Very few people in this world make hotel reservations in the land of Grief. We’d much rather “have a nice day” and if there is an occasion where a tear drops from our eye, we often apologize to the people present, as if it were a cause for shame and we’re ruining their nice day.
But if we make that a habit, what do we do when the occasion demands that we cry a river or are overwhelmed with a tidal wave of sorrow? An event like the Birmingham church bombing or 9/11 or the police murder of George Floyd?
We’ve seen how Nina Simone wrote and sang a song of outrage, how Charles Mingus wrote a composition of protest. John Coltrane was not a singer, but he sure could sing through his tenor saxophone and reach some notes that his voice couldn’t easily reach. His reaction to the 1964 Birmingham act of terrorism was a great grief-cry, a composition called Alabama.
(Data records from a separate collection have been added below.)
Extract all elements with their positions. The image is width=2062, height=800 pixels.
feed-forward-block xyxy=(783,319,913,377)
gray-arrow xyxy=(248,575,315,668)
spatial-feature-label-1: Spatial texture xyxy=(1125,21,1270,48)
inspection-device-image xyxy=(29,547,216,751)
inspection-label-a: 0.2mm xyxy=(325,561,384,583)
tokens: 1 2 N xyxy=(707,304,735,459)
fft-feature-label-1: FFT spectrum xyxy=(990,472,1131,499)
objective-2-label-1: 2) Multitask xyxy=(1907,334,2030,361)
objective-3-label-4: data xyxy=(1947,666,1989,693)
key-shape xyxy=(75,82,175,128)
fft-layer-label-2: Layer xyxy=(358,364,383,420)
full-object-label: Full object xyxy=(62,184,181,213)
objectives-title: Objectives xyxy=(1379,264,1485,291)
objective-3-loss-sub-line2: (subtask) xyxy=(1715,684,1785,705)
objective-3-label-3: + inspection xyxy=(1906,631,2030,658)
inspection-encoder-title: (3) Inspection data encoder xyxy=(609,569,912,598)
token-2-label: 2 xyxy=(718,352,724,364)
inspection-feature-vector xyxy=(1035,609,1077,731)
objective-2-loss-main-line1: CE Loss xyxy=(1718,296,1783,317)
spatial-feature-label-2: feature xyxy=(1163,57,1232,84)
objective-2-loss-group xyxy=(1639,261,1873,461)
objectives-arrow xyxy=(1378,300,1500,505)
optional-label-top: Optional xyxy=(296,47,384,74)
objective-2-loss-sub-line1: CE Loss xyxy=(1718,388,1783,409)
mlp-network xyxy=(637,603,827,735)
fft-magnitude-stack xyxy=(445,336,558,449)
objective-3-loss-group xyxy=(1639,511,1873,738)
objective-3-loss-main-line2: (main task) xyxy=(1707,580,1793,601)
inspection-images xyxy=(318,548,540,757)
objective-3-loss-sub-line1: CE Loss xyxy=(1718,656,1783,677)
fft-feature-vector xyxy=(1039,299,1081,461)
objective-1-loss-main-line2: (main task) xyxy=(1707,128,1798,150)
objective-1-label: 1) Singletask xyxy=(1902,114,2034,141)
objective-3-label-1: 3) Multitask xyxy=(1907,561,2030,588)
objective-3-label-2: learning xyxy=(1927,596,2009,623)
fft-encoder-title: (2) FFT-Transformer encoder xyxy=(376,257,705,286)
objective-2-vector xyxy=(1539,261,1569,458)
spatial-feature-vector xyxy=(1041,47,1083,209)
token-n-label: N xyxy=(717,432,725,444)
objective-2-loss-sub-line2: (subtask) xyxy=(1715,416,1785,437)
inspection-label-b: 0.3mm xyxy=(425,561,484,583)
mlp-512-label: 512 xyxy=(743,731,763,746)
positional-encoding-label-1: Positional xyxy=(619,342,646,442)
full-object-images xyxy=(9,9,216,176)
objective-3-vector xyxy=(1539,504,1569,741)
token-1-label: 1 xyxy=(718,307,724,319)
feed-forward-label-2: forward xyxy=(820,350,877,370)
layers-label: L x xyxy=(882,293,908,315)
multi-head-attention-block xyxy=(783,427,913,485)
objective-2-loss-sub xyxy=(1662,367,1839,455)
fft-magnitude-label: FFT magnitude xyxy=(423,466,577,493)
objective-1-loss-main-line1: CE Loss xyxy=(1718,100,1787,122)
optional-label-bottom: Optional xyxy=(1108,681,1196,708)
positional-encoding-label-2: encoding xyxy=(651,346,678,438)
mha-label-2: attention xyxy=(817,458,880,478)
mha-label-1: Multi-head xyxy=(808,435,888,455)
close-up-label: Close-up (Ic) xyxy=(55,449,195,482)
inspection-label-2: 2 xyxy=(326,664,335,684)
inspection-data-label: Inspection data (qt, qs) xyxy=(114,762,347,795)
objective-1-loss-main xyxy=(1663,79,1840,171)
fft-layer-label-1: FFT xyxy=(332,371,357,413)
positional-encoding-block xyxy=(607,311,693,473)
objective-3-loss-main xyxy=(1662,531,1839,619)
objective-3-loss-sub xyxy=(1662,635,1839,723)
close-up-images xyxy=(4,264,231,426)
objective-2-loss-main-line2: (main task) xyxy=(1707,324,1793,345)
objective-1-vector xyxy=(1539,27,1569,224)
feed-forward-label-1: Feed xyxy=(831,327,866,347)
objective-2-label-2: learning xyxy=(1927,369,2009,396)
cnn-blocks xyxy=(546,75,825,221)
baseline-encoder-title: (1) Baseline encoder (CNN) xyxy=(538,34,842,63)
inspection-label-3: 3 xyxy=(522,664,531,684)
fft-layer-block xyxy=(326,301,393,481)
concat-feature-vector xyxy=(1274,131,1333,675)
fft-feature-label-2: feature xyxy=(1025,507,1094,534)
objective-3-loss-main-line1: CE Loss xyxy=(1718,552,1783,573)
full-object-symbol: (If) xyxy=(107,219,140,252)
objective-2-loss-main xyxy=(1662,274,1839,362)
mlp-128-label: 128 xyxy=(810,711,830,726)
Coltrane was that rare combination of disciplined technician— people say, only half-kidding, that he practiced 25 hours a day— and a soulful spokesperson for Divine Presence in the world. No one knows at the beginning of the path exactly what awaits them, but some simply feel called to follow it no matter where it may lead and to trust their heart to know when they’re on track or off. Coltrane went from the 3-minute jazz blues to the long composition A Love Supreme and people folded up in his volcanic sound were wholly along for the ride.
And so when the community was in grief over Birmingham, some, like social activist Angela Davis, needed to hear the notes that spoke their sorrow and also led them towards hope. As all true artists do, he wasn’t aiming for a predictable effect, simply letting his own anguish cry forth and those that could hear, heard. As might you, when you listen.